Exercise 7.3.5
Let $\lambda_1$ and $\lambda_2$ be the roots of the characteristic equation of the second order-difference equation
$$x(n+2)+\alpha x(n+1)+\beta x(n)=0. \quad (7.4.9)$$
(a) Write (7.4.9) using the operator E and get
$$(E^2+\alpha E+\beta)x(n)=0.$$
(b) Show that
$$E^2+\alpha E+\beta=(E-\lambda_1)(E-\lambda_2).$$
(c) In this notation, show that the difference equation (7.4.9) takes the form
$$(E-\lambda_1)(E-\lambda_2)x(n). \quad (7.4.10)$$
(d) Let $y(n)$ be the solution of $(E-\lambda_2)x(n)=0$. In other words,
$$(E-\lambda_2)x(n)=y(n).$$
Then (7.4.10) becomes
$$(E-\lambda_1)y(n). \quad (7.4.11)$$
(e) Show that (7.4.11) has the solution $y(n)=\lambda_1^n$.

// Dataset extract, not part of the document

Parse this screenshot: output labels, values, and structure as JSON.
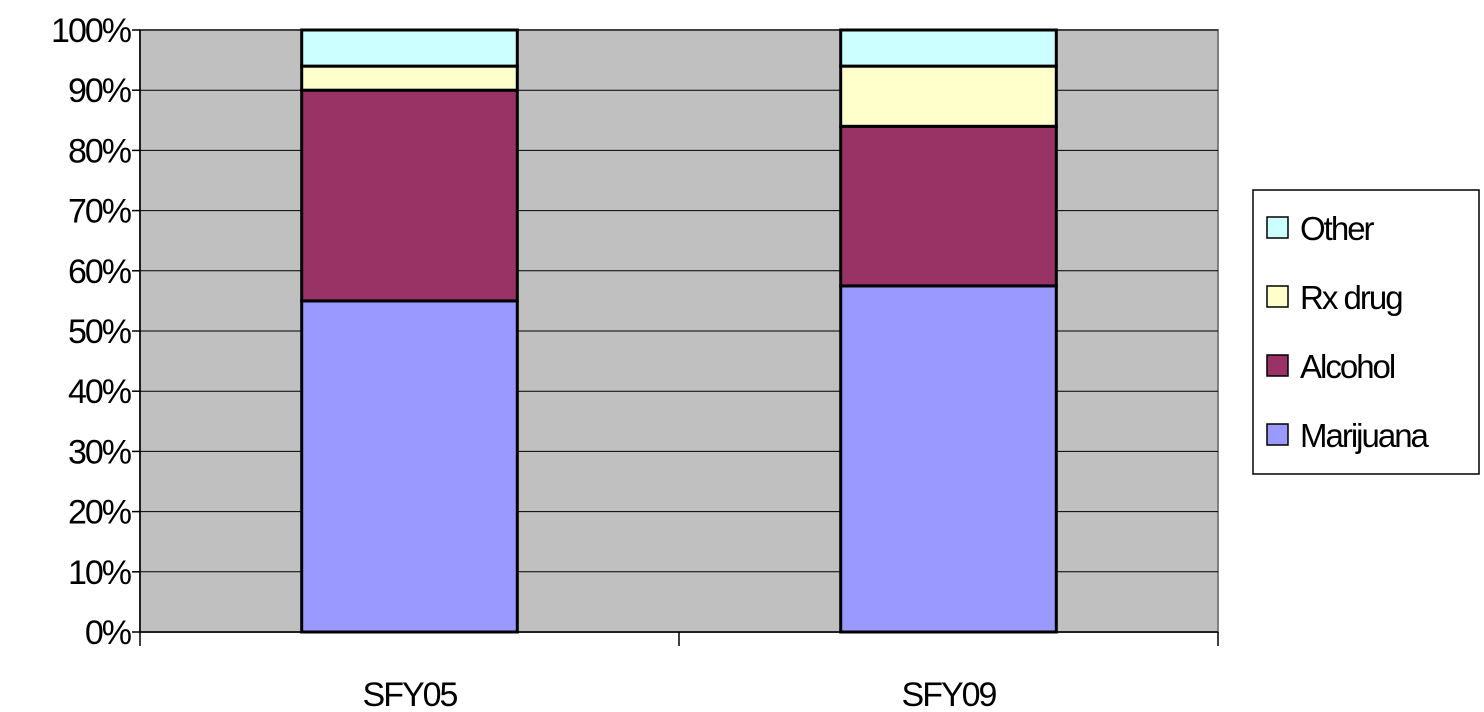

(f) Show that with this $y(n)$, the difference equation in part (d) reduces to
$$x(n+1)-\lambda_2 x(n)=\lambda_1^n. \quad (7.4.12)$$
(g) Refer to Section 7.3.1 to show that solution of (7.4.12) is
$$x(n)=\begin{cases} c_1\lambda_1^n+c_2\lambda_2^n, & \text{for } \lambda_1 \neq \lambda_2 \\ c_1\lambda_1^n+c_2n\lambda_1^n, & \text{for } \lambda_1 = \lambda_2. \end{cases}$$